ImportError: /usr/lib/python3.5/site-packages/thinning.cpython-35m-x86_64-linux-gnu.so: undefined symbol: Py_InitModule3

我假设这是因为Py_InitModule3不再使用Py_InitModule3。 这是完整的c源文件：

#define NPY_NO_DEPRECATED_API NPY_1_7_API_VERSION

#include "Python.h"
#include "arrayobject.h"
#include <stdlib.h>
#include <assert.h>
#include <stdbool.h>
#include <limits.h>

static PyObject *guo_hall_thinning(PyObject *self, PyObject *args);
int _guo_hall_thinning(unsigned char* binary_image, int width, int height);
void initthinning(void);

/* ==== Set up the methods table ====================== */
static PyMethodDef thinningMethods[] = {
    {"guo_hall_thinning",guo_hall_thinning, METH_VARARGS,
    "Takes a 2D numpy UBYTE array in C-order and thins it in place using the algorithm by Guo and Hall."
    "Images that come out of cv2.cvtColor(img, cv2.COLOR_BGR2GRAY) have the right format."
    "\n\n"
    "We assume that the dimensions of the image fit into an int on your platform.
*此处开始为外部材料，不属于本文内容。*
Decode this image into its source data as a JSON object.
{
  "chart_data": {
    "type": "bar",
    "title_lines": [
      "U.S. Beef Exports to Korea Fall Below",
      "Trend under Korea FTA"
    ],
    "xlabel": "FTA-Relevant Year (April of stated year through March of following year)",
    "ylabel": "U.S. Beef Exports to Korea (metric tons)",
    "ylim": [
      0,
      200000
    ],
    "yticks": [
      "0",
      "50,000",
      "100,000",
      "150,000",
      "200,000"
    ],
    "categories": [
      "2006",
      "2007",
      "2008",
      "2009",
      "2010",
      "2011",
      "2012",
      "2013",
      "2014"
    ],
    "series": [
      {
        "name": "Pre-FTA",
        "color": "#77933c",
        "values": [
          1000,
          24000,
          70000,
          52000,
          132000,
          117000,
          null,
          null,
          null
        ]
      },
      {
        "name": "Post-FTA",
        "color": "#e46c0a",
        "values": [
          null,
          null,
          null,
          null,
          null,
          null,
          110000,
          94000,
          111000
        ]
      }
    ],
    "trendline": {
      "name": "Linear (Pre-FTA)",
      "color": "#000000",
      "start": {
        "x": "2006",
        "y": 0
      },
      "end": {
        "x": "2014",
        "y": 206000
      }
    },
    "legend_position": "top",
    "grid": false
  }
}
If your computer for some"
    "reason has a 2 byte int and lots of memory so that the image can become too large, bad things can happen."
    "\n\n"
    "interface:\n"
    "\tguo_hall_thinning(segmented_image)"
    "\tsegmented_image is a NumPy matrix,"
    "\treturns the same NumPy matrix (thinned)"},
    {NULL, NULL, 0, NULL}     /* Sentinel - marks the end of this structure */
};

/* ==== Initialize the C_test functions ====================== */
void initthinning()  {
    PyObject* module = Py_InitModule3("thinning",thinningMethods, "Thinning of segmented images. See https://bitbucket.org/adrian_n/thinning.");
    PyModule_AddStringConstant(module, "__author__", "Adrian Neumann <adrian_neumann@gmx.de>");
    PyModule_AddStringConstant(module, "__version__", "1.2.3");
    import_array();  // Must be present for NumPy.  Called first after above line.
}

/* ==== Guo Hall Thinning =========
    Takes a 2D numpy UBYTE array in C-order and thins it in place using the algorithm by Guo and Hall.
    Images that come out of cv2.cvtColor(img, cv2.COLOR_BGR2GRAY) have the right format.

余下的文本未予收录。